What is Love? Baby don’t Hurt Me
By: Mary O’Hern
Have you ever found yourself so wrapped up in the feelings of love that it feels like your head is spinning? But then you wake up one day feeling like you are on a carousel of anxiety, guilt, hurt, and anger, but you can’t get off the ride if this sounds like your life to you, you might be in an unhealthy, toxic, or violent domestic relationship. When relationships are sick, there is a power struggle to control the other partner’s beliefs, ideas, and behaviors. Below are the different ways a person gains control over another:
- Verbal/Emotional Abuse- If you or your partner engage in put-downs, making the other person feel guilty, name-calling, playing mind games, or gaslighting, then it is abuse.
- Intimidation- when you or your partner use looks, gestures, smash things, destroy property, display weapons, or abuse pets.
- Threats- when you or your partner make threats to hurt the other, level, hurt themselves if you leave, or try to get you in trouble with the law.

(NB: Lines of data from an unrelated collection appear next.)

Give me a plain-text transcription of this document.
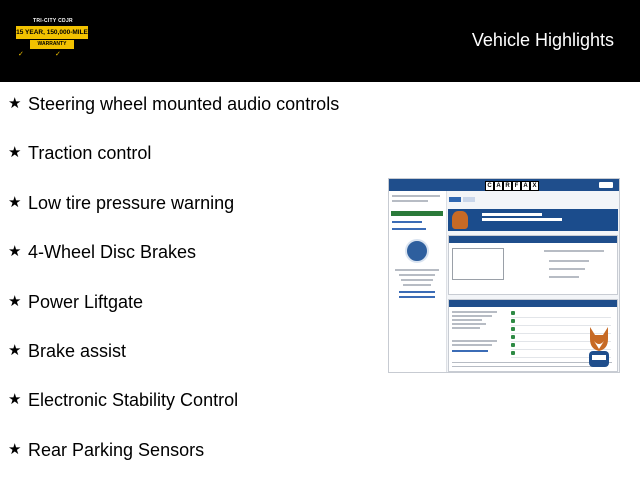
TRI-CITY CDJR
15 YEAR, 150,000-MILE
WARRANTY
✓	✓
Vehicle Highlights
★ Steering wheel mounted audio controls
★ Traction control
★ Low tire pressure warning
★ 4-Wheel Disc Brakes
★ Power Liftgate
★ Brake assist
★ Electronic Stability Control
★ Rear Parking Sensors
C A R F A X
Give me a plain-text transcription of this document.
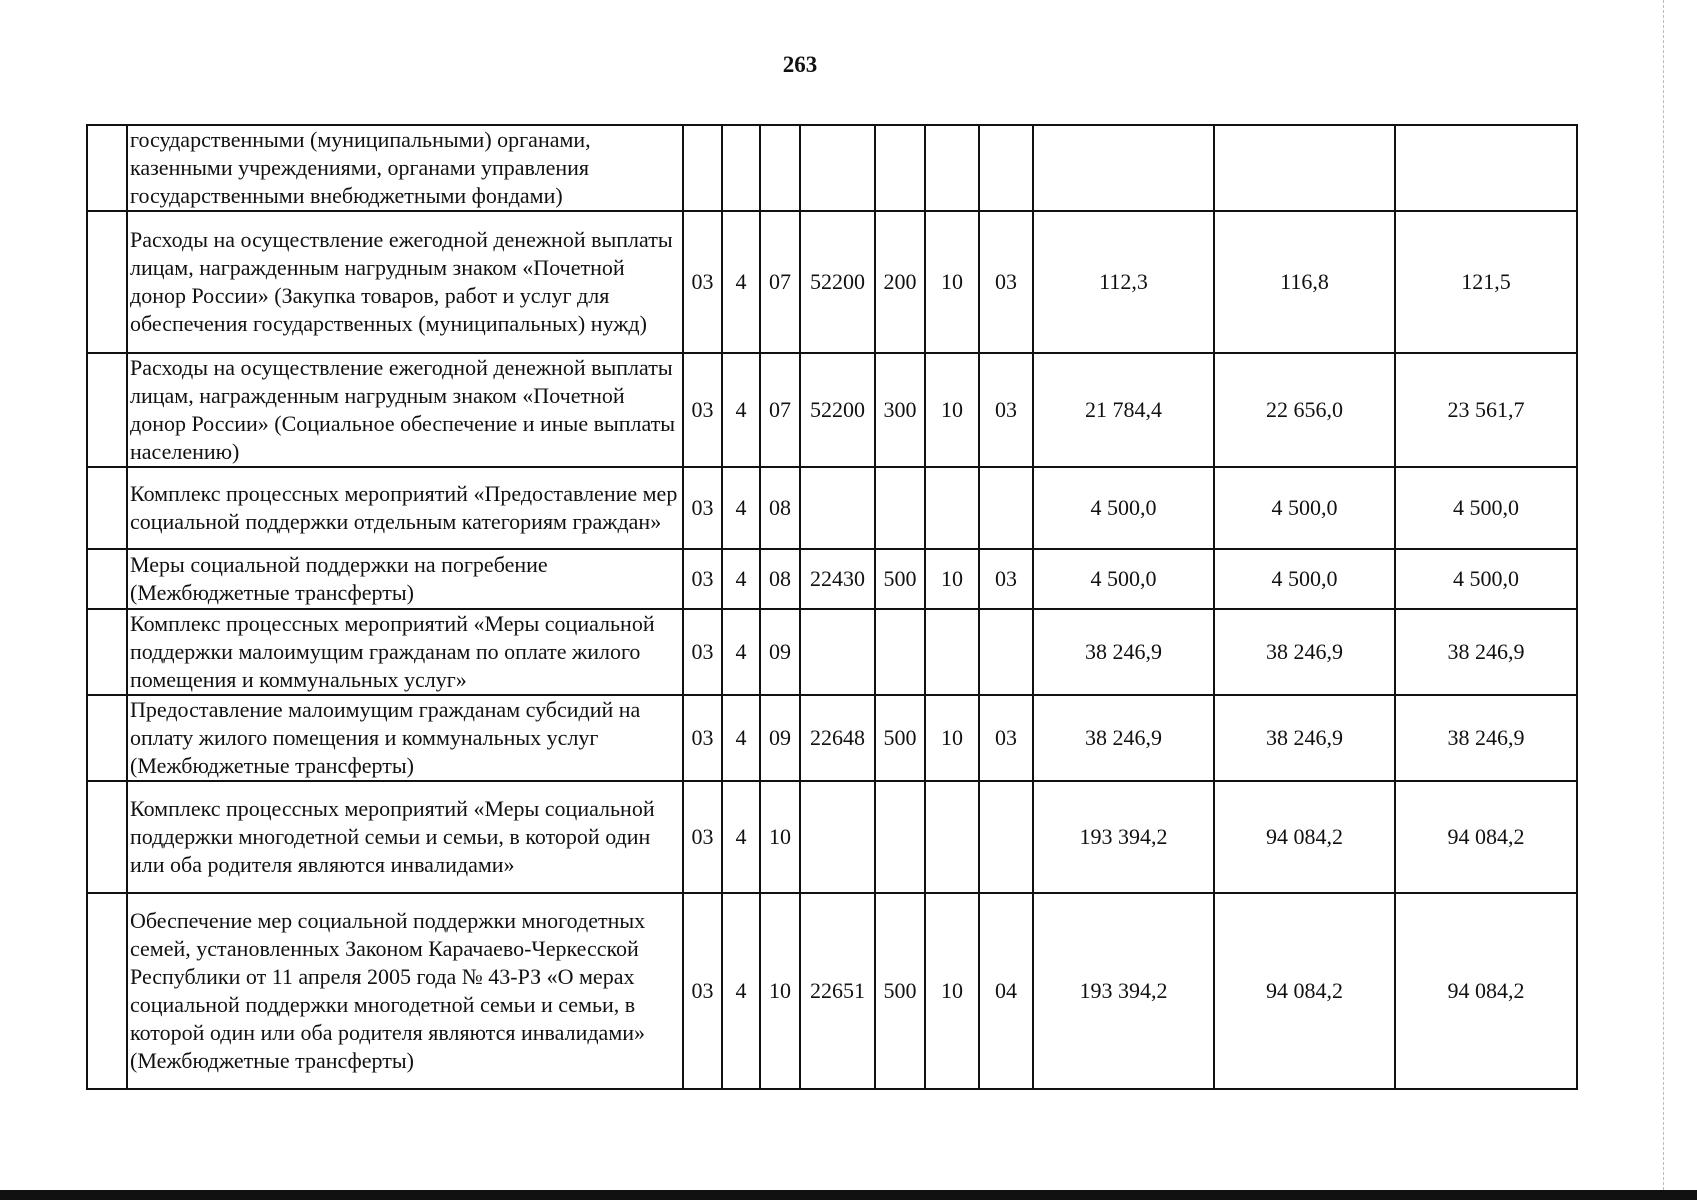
263
	государственными (муниципальными) органами, казенными учреждениями, органами управления государственными внебюджетными фондами)										
	Расходы на осуществление ежегодной денежной выплаты лицам, награжденным нагрудным знаком «Почетной донор России» (Закупка товаров, работ и услуг для обеспечения государственных (муниципальных) нужд)	03	4	07	52200	200	10	03	112,3	116,8	121,5
	Расходы на осуществление ежегодной денежной выплаты лицам, награжденным нагрудным знаком «Почетной донор России» (Социальное обеспечение и иные выплаты населению)	03	4	07	52200	300	10	03	21 784,4	22 656,0	23 561,7
	Комплекс процессных мероприятий «Предоставление мер социальной поддержки отдельным категориям граждан»	03	4	08					4 500,0	4 500,0	4 500,0
	Меры социальной поддержки на погребение (Межбюджетные трансферты)	03	4	08	22430	500	10	03	4 500,0	4 500,0	4 500,0
	Комплекс процессных мероприятий «Меры социальной поддержки малоимущим гражданам по оплате жилого помещения и коммунальных услуг»	03	4	09					38 246,9	38 246,9	38 246,9
	Предоставление малоимущим гражданам субсидий на оплату жилого помещения и коммунальных услуг (Межбюджетные трансферты)	03	4	09	22648	500	10	03	38 246,9	38 246,9	38 246,9
	Комплекс процессных мероприятий «Меры социальной поддержки многодетной семьи и семьи, в которой один или оба родителя являются инвалидами»	03	4	10					193 394,2	94 084,2	94 084,2
	Обеспечение мер социальной поддержки многодетных семей, установленных Законом Карачаево-Черкесской Республики от 11 апреля 2005 года № 43-РЗ «О мерах социальной поддержки многодетной семьи и семьи, в которой один или оба родителя являются инвалидами» (Межбюджетные трансферты)	03	4	10	22651	500	10	04	193 394,2	94 084,2	94 084,2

- Isolation – when you or your partner tries to control what others do, who they see, what they read, and where they go. Usually, jealousy justifies this, but jealousy is not love.
- Economic Abuse- when you or your partner prevents the other from having money, a job, or knowledge about the finances.

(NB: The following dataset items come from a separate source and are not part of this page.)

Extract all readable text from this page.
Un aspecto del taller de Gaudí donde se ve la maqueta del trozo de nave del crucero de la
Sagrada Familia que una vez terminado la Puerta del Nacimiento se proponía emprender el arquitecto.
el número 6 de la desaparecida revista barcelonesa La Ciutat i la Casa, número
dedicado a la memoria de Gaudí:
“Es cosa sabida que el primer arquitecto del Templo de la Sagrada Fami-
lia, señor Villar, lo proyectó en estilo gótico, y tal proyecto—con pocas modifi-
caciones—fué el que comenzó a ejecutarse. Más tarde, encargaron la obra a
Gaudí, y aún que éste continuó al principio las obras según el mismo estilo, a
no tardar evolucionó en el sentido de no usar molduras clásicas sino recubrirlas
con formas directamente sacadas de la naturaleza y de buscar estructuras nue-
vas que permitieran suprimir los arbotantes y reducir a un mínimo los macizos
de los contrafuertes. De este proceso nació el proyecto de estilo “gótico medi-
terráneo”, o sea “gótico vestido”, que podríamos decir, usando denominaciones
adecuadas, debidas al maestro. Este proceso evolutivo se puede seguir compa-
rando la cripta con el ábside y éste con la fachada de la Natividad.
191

- Using Children- when you or your partner make the other feel guilty about the children, use children to relay messages, or threaten to take children away.
- Minimizing, Denying, and Blaming- when you or your partner make light of the abuse, saying the abuse didn’t happen, shift responsibility for abusive behavior and blame the victim of the abuse.
- Male Privilege- If you have a male partner or are a male, male privilege can be used to treat the other person like a slave, make all the decisions, and define the roles in the relationship.
If you relate to any of this, please reach out for help. Individual therapy could be an excellent way to get support before and after leaving an unhealthy relationship. If you or your children are being abused physically, sexually, emotionally, or verbally please get out. If you are in immediate danger, call 911. If you would like more information, resources, help to get out, or someone to talk to, the national domestic violence hotline is 1-800-799-7233, and the website is https://www.thehotline.org/. If you need shelter due to leaving a domestic violence situation, call 211 for information about shelters for survivors of domestic violence.
The above information was taken from the Duluth Power and Control Wheel.